Cap. 35 - Limites Espaciais e Limites Evolutivos do Universo

Não dominaremos a superfície nos movendo infinitamente nela. Apenas superando-a com o mergulho volumétrico poderemos dominar a dimensão inferior que tanto nos atordoa. O próprio Einstein afirmou isso ao dizer que "nenhum problema pode ser resolvido pelo mesmo estado de consciência que o criou".

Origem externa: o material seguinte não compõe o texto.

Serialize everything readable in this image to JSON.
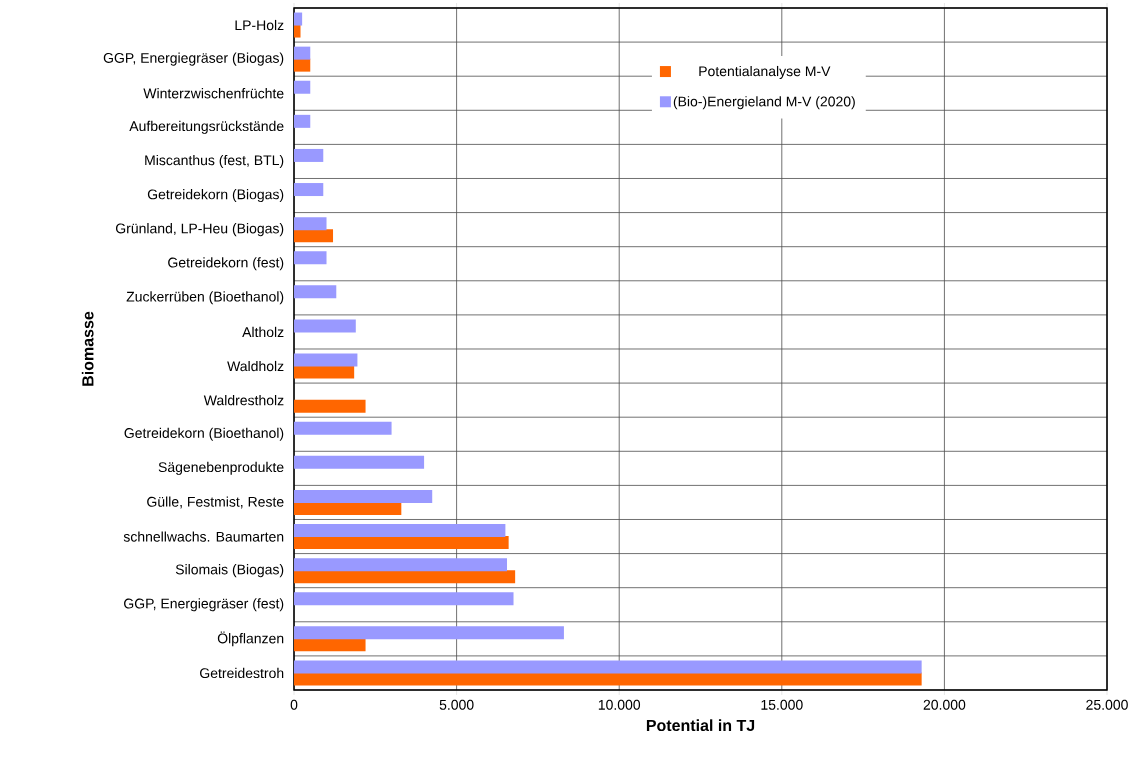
{
  "chart_data": {
    "type": "bar",
    "orientation": "horizontal",
    "xlabel": "Potential in TJ",
    "ylabel": "Biomasse",
    "categories": [
      "LP-Holz",
      "GGP, Energiegräser (Biogas)",
      "Winterzwischenfrüchte",
      "Aufbereitungsrückstände",
      "Miscanthus (fest, BTL)",
      "Getreidekorn (Biogas)",
      "Grünland, LP-Heu (Biogas)",
      "Getreidekorn (fest)",
      "Zuckerrüben (Bioethanol)",
      "Altholz",
      "Waldholz",
      "Waldrestholz",
      "Getreidekorn (Bioethanol)",
      "Sägenebenprodukte",
      "Gülle, Festmist, Reste",
      "schnellwachs. Baumarten",
      "Silomais (Biogas)",
      "GGP, Energiegräser (fest)",
      "Ölpflanzen",
      "Getreidestroh"
    ],
    "series": [
      {
        "name": "Potentialanalyse M-V",
        "color": "#ff6600",
        "values": [
          200,
          500,
          null,
          null,
          null,
          null,
          1200,
          null,
          null,
          null,
          1850,
          2200,
          null,
          null,
          3300,
          6600,
          6800,
          null,
          2200,
          19300
        ]
      },
      {
        "name": "(Bio-)Energieland M-V (2020)",
        "color": "#9999ff",
        "values": [
          250,
          500,
          500,
          500,
          900,
          900,
          1000,
          1000,
          1300,
          1900,
          1950,
          null,
          3000,
          4000,
          4250,
          6500,
          6550,
          6750,
          8300,
          19300
        ]
      }
    ],
    "xlim": [
      0,
      25000
    ],
    "xticks": [
      0,
      {
        "value": 5000,
        "label": "5.000"
      },
      {
        "value": 10000,
        "label": "10.000"
      },
      {
        "value": 15000,
        "label": "15.000"
      },
      {
        "value": 20000,
        "label": "20.000"
      },
      {
        "value": 25000,
        "label": "25.000"
      }
    ],
    "grid": true,
    "legend": "top right"
  }
}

Por ora me limito a chegar aqui. Futuras maturações devem trazer à tona novos conceitos.


Referências
[1] A Grande Sìntese. Caps. 35 a 38. UBALDI, Pietro.
[2] Ver Filosofia da Antiguidade, de ROHDEN, Huberto e Ascese Mística, de UBALDI, Pietro.
[3] https://www.cartacapital.com.br/blogs/brasil-debate/as-reformas-neoliberais-ampliaram-os-lucros-das-grandes-empresas
[4] https://www.cartacapital.com.br/revista/948/cientistas-franceses-contradizem-descartes-o-pai-do-racionalismo
[5] https://www.cartacapital.com.br/economia/seis-brasileiros-tem-a-mesma-riqueza-que-os-100-milhoes-mais-pobres
[6] https://www.youtube.com/watch?v=njhAiVcl344
[7] ROEGEN, Nicolas-Georgescu. Energy and Economic Myths, New York: Pergamon Press, 1976.
[8] Para maior compreensão recomenda-se o estudo dos livros-base da Obra: A Grande Síntese, Deus e Universo, O Sistema e Queda e Salvação. UBALDI, Pietro.
[9] https://leonardoleiteoliva.blogspot.com.br/2016/01/evolucao-e-complexidade.html
[10] Lotka, junto com Volterra, foi um dos responsáveis pela construção do modelo matemático predador-presa que estabelecia a relação entre duas espécies num habitat.
[11] https://pt.wikipedia.org/wiki/Multiverso_(ci%C3%AAncia)
[12] http://monismo.net/coment36.html
[13] http://leonardoleiteoliva.blogspot.com.br/2017/08/emborcamento-do-rumo-natural.html
[14] http://leonardoleiteoliva.blogspot.com.br/2014/08/democracia-diretautopia-hoje-vir-ser.html

Observações
* Trata-se da intuição, 3ª dimensão conceptual, que pouquíssimos seres humanos desenvolveram até o momento.
** Quintessência vem de 5ª essência, que seria a substância que os gregos acreditavam que permeava todo o espaço (o éter). Seriam os núcleos (prótons e nêutrons) sem elétrons, imperceptíveis aos nossos instrumentos. Mas o monismo diz que trata-se de algo muito maior do que isso. Maior em termos qualitativos.
*** O Evangelho de São Tomé é uma preciosidade. Para compreendê-lo na íntegra necessitamos ler o espírito do texto, que tudo revela, tudo diz - e não suas palavras, que pouco dizem.